Un cántico cuyo eco secular se ha convertido en el sonido más reconocible de la Navidad al igual que dos animales del belén de Greccio también ilustrativos de la naturaleza del amor de Dios. Aunque de ellos nada dicen los evangelios, entre un buey y un asno colocó el santo al niño sobre el heno rememorando la profecía “Conoce el buey a su dueño, y el asno el pesebre de su amo; pero Israel no conoce, mi pueblo no discierne” (Isaías 1.3). Profecía que anuncia el nuevo pueblo universal de Dios formado por judíos (el buey) y paganos (el asno) a los que el niño del pesebre vino a abrirles los ojos para que, discerniendo, reconozcan la voz de su amo.

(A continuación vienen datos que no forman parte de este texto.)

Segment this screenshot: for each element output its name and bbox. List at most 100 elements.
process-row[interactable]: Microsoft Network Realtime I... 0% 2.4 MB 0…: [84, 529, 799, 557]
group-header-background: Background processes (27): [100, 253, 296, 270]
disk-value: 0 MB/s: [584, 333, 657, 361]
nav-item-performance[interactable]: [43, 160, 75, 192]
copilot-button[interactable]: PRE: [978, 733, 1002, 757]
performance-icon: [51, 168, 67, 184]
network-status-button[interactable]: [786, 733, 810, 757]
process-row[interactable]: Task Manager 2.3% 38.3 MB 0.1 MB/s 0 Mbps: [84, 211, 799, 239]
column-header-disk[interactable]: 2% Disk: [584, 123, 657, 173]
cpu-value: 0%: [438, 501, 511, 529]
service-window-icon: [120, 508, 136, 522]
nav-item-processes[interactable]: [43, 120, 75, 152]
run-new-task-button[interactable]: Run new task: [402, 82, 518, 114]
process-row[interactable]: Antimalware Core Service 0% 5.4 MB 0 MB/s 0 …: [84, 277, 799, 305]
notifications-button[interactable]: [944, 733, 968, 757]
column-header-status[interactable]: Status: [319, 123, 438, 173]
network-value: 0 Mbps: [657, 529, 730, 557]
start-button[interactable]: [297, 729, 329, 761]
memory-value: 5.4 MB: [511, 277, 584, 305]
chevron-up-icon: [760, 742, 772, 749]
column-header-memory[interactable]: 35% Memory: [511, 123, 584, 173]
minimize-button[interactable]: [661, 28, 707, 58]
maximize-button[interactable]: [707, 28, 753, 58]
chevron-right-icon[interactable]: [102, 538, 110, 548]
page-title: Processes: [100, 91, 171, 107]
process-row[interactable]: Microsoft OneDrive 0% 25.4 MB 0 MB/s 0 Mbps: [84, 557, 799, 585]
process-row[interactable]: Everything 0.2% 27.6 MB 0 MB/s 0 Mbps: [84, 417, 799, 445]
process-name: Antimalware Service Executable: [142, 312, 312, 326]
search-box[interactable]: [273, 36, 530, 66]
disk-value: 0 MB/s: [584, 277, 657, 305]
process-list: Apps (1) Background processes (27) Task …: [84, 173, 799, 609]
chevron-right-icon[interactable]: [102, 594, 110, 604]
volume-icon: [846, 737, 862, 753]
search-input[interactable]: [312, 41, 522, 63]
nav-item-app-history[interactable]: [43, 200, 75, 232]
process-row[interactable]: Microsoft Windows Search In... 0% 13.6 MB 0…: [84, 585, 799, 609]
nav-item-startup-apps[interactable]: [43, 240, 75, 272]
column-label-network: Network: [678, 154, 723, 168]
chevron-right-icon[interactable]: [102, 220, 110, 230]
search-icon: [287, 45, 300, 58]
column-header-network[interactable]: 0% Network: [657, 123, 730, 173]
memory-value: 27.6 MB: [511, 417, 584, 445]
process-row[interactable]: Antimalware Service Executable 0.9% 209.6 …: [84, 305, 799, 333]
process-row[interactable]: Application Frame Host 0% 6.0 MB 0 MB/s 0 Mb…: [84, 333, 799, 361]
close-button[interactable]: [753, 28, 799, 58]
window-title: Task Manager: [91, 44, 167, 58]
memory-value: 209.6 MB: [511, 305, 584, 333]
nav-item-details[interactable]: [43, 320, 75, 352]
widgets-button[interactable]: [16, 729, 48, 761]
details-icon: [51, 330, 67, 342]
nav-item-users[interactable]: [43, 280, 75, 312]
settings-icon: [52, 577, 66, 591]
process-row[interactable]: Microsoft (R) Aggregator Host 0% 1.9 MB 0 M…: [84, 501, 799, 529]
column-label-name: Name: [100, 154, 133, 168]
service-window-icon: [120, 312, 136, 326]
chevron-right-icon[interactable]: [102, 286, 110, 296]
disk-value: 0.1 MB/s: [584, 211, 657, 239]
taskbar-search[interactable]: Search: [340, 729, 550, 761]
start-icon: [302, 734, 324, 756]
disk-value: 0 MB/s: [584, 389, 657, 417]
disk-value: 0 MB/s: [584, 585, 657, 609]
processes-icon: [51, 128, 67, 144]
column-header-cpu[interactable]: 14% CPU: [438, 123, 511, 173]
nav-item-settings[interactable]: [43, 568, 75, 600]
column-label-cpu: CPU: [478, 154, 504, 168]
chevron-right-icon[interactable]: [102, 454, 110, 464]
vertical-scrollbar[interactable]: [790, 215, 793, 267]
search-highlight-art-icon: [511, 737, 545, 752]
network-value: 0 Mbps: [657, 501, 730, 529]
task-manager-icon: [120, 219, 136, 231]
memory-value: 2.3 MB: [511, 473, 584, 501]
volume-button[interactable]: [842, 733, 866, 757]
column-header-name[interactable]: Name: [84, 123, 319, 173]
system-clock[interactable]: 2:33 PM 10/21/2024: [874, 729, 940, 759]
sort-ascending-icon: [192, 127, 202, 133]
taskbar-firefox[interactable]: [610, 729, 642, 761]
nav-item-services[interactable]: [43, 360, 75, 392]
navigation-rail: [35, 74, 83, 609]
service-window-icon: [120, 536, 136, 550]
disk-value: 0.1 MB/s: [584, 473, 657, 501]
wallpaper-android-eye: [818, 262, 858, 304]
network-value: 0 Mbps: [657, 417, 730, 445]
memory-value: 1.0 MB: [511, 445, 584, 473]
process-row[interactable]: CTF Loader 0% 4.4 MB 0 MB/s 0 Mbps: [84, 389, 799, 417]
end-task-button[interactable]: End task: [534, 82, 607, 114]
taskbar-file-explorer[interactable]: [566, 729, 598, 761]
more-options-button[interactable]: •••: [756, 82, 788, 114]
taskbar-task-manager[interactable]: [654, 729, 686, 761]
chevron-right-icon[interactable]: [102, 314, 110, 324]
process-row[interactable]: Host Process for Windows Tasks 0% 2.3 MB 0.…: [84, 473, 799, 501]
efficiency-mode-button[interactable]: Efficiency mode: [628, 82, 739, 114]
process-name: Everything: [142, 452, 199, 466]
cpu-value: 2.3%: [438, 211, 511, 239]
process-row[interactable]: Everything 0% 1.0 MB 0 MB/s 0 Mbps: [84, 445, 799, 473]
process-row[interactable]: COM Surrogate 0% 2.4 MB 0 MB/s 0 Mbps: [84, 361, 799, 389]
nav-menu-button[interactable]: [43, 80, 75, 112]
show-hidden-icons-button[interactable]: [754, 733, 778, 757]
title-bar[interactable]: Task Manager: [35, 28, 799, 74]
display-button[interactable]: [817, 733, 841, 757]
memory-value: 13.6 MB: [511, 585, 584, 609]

Reseñadas la grandeza del tierno y frágil amor del niño Jesús y las razones que llevan a que su calidez humana sea motivo de esperanza, alegría y fiesta, no cabe olvidar cuantos hay distanciados de la Navidad. Razones y actitudes hay muchas, pero merece detenerse en aquellas que van más allá del simple pasar, rechazando su esencia y paganizándola. Dejando aparte circunstancias varias, el origen es sólo uno como nos ilustra el maestro Ratzinger empleando la iconografía navideña de las iglesias orientales ricas en variantes sobre los elementos propios de un belén.
En estos iconos san José suele aparecer sentado a un costado, sumergido en profunda reflexión. Delante de él, vestido de pastor, el tentador le habla con textos de la liturgia diciendo: «Así como tú callado no puede brotar así, un viejo no puede ya engendrar ni una Virgen puede dar a luz». San José, abatido su corazón con pensamientos contradictorios, está confundido. Pero iluminado por el Espíritu Santo, canta ¡Aleluya!
El icono presenta en la figura de San José un drama que se repite siempre, nuestro propio drama en el que el tentador nos dice: «Solo existe el mundo visible y no hay Encarnación de Dios ni nacimiento de la Virgen». Es la negación de Dios. Una tentación persistente hoy expuesta con argumentos aparentemente intelectuales y novedosos y de la que nadie está libre. Por ello esta Navidad pidamos al Niño Dios que nos regale la luz del Espíritu Santo que disipa tentaciones y, haciéndonos cauce de su amor, la contagiemos multiplicando las voces que, felizmente, puedan cantar ¡Aleluya!